LEGO MMOs: You’re Doing it Wrong

3 years ago by  

Remember LEGO Universe? When that game was announced the Game Rant team was excited at the potential. We were ultimately let down as LEGO Universe failed to offer the sort of creation we desire from LEGO, while at the same time struggled to define itself as an action-adventure MMO. After adding a free-to-play version of the game late last summer, the LEGO Universe servers were shut down in January.

In its wake comes a new LEGO MMO from Funcom, the creators of Age of Conan. This one is based on LEGO Minifigures – the LEGO characters we all customized, know and love, but we don’t know yet if this game will solve the problem inherent in all LEGO games to date.

The point of LEGO is to encourage and allow for creativity in two ways:

  1. Let players place blocks to craft whatever they desire.
  2. Use their creations in any way they desire.

The second point has limitations of course – you can’t build a cube and expect to fly with it, but you get what we mean.  To date, there hasn’t been a LEGO game that lets players do these things. And to see why, take a look at Minecraft – a better LEGO game than all of the actual LEGO games to date. For some odd reason, LEGO hasn’t pushed to embrace a similar design in any of their video game products. Because they can, and they can do it better if they wanted to. They have the money, the brand recognition and there a ton of Minecraft clones and mods to mine ideas from. Proof of concept:

Instead of LEGO games embracing the actual fun of playing with LEGO blocks, we have big branded licenses for Star Wars, Harry Potter, Batman, Pirates of the Caribbean, etc. all being realized as super simplified adventure games by Traveller’s Tales with little to no actual LEGO building. These are fun co-op games for everyone in the family – and we play them a lot – but at their core, they’re simplified adventure games that use LEGO as a gimmick and a brand rather than embrace what LEGO is really about: creativity.

LEGO Batman 2 just came out, and Lego City Uncover – the upcoming game for the Wii U and 3DS – suffers the same problem. Both games and their predecessors put players in the shoes of a LEGO Minifigure character and throw them in a non-LEGO world.

And this is where LEGO Universe failed as well. Overlooking the extreme censorship of the game, while there was fun to be had exploring the themed worlds and using the brick-builder on your own lot, the game was very limited from a creation and gameplay standpoint. There were more blocks, more interactive items and more freedom in Minecraft, a game where players are not required to pay a monthly subscription for, and instead of going that route, LEGO games to date attempt to offer action-adventure experiences that don’t quite compare to the triple-A genre games out there.

Why isn’t the focus on creation? Why are the worlds of these games not made of LEGO? It doesn’t have to be if a LEGO game were to take the LittleBigPlanet route and make the LEGO Minifigures and bricks and place them in the real world to scale, but to have LEGO Minifigures the size of real people relative to their environment, but not have the environment made of LEGO entirely misses the point and prevents any interaction.

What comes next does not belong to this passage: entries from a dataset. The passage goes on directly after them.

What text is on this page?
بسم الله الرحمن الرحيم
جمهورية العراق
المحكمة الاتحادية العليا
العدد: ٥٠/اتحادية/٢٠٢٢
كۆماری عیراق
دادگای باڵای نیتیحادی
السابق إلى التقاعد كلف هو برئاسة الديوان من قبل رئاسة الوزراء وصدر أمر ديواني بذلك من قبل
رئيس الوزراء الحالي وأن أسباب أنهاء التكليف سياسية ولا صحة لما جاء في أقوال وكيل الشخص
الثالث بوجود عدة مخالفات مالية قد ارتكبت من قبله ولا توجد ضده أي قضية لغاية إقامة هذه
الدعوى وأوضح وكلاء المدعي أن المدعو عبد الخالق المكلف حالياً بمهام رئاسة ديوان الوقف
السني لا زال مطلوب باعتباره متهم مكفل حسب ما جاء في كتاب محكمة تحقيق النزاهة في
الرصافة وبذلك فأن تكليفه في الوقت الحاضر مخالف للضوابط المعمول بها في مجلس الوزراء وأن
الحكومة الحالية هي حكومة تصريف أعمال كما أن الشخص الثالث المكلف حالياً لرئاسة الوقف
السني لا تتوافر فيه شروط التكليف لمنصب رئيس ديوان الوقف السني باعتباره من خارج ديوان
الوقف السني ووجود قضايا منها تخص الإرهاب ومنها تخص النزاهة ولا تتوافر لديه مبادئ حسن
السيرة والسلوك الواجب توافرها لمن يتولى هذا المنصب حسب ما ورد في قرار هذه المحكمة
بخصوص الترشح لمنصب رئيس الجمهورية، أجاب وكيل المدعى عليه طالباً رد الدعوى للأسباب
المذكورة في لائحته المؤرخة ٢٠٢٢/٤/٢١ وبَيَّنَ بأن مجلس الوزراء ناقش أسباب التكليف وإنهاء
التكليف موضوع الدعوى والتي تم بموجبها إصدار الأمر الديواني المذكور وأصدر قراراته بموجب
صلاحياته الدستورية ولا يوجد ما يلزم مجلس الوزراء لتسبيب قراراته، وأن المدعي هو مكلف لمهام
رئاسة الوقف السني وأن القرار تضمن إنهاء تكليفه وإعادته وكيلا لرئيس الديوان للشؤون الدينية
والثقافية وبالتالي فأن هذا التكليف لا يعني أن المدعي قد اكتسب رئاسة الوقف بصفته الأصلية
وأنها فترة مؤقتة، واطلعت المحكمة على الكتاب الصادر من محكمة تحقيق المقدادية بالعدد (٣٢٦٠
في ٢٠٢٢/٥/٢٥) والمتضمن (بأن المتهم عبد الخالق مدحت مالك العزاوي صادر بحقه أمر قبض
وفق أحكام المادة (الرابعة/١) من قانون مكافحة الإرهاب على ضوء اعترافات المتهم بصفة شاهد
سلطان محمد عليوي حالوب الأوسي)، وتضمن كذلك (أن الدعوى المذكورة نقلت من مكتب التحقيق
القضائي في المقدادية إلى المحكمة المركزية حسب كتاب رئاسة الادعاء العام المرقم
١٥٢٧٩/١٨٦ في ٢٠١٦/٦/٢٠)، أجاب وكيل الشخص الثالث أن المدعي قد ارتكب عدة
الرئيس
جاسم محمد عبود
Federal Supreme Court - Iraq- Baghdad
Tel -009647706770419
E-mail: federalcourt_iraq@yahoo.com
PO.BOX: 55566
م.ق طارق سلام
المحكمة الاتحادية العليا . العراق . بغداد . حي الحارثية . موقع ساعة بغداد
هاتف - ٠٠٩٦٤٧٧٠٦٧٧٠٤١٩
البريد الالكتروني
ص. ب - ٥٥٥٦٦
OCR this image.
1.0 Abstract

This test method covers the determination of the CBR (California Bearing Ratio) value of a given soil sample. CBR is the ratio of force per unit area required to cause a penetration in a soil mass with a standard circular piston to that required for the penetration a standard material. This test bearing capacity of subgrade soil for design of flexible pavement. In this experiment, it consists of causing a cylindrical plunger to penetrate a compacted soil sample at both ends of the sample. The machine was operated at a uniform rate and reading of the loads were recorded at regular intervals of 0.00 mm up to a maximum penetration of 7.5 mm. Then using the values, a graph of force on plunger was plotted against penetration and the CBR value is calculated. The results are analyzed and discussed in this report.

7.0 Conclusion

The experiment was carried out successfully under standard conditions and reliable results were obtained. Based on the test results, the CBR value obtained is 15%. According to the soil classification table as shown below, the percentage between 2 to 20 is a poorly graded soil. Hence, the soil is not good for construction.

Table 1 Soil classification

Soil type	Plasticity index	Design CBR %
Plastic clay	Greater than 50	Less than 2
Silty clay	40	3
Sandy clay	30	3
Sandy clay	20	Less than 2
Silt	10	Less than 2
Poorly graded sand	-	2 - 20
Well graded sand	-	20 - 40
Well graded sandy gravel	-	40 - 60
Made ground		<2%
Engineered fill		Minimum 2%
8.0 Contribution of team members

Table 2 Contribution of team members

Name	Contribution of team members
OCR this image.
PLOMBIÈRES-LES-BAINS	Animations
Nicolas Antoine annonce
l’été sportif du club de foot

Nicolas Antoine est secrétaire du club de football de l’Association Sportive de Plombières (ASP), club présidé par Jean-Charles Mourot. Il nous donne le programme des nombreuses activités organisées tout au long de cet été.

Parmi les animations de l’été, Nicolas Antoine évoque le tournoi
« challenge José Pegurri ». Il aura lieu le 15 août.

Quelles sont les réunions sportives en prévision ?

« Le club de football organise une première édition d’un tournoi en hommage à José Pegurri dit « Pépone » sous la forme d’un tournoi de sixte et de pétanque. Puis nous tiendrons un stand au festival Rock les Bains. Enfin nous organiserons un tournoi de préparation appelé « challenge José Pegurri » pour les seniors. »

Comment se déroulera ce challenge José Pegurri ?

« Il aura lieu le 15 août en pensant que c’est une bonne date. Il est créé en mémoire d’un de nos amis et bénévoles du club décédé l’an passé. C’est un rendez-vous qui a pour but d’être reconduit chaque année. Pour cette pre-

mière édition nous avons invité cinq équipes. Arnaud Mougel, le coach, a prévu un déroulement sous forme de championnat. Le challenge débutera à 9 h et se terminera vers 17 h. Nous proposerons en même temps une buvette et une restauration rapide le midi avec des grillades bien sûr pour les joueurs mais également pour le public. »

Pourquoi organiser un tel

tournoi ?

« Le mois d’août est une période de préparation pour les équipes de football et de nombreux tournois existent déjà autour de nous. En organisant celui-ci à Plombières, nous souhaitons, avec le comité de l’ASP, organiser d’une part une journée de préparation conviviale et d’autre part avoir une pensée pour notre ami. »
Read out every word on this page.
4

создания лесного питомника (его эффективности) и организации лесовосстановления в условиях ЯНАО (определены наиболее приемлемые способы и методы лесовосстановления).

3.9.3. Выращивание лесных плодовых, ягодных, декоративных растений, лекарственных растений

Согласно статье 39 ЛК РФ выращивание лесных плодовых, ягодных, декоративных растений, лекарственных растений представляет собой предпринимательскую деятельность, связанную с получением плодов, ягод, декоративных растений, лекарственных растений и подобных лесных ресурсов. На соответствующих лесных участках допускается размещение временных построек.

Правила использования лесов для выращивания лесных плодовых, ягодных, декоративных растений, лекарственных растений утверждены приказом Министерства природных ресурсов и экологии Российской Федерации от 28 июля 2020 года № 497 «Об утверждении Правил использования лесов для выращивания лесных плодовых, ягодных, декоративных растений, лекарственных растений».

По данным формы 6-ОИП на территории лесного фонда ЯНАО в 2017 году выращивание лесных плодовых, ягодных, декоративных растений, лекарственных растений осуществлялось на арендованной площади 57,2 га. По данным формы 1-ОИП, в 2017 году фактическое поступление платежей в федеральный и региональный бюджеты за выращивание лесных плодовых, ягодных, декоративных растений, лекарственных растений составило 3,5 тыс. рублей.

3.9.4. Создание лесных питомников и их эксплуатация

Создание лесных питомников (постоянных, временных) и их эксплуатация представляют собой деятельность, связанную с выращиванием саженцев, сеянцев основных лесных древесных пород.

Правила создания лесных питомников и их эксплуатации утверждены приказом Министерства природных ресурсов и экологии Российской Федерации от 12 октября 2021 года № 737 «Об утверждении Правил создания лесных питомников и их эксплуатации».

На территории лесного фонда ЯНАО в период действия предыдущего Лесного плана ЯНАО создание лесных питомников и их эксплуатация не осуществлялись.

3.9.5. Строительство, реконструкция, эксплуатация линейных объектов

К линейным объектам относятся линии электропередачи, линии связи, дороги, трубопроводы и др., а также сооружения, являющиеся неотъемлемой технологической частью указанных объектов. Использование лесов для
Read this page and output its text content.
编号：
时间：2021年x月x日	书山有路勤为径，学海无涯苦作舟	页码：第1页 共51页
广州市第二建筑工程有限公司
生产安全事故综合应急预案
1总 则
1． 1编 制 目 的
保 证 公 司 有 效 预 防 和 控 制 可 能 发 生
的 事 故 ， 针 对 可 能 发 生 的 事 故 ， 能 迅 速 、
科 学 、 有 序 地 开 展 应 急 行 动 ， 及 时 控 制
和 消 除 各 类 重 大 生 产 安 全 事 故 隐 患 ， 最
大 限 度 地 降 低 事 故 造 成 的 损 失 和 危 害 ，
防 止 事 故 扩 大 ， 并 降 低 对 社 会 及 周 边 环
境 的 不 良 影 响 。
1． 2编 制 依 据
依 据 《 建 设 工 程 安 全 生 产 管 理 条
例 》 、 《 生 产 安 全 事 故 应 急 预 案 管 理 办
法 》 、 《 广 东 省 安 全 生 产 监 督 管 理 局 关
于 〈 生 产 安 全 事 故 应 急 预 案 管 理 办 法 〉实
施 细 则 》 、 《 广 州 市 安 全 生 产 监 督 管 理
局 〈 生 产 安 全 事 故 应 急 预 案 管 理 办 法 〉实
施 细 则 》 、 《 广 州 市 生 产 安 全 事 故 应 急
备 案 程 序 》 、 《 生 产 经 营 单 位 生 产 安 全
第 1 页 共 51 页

The press release for Funcom’s LEGO MMO emphasizes the family-friendly targeted demographic and reads that the product “will focus on maximum accessibility.” The world “accessibility” is a negative connotation for most core gamers and hearing keyword that combo’d with “maximum” when talking about LEGO – an already simple concept – hints that this game isn’t going to offer very deep gameplay or creation.

Instead, let’s imagine a world designed from actual LEGO pieces, where you can attach a bunch together in the water and float down the river to a LEGO castle loaded with LEGO knights fighting a LEGO dragon, or a LEGO town with bright red LEGO firetrucks putting out a LEGO house that’s on fire at the corner of the LEGO intersection. And imagine you could grab any of the blocks – from the dirt below your Minifigure’s feet to the stone walls of the castle – and build whatever you want to avoid the fire or help rescue the people inside the burning house.

Too dynamic? Why not embrace the Minecraft model with a randomized open world built on a new game engine where the player can collect blocks and build away. The cities in an MMO environment would build themselves. Look at Active Worlds as an example.

Everyone loves LEGO, not just little kids. Let the players build.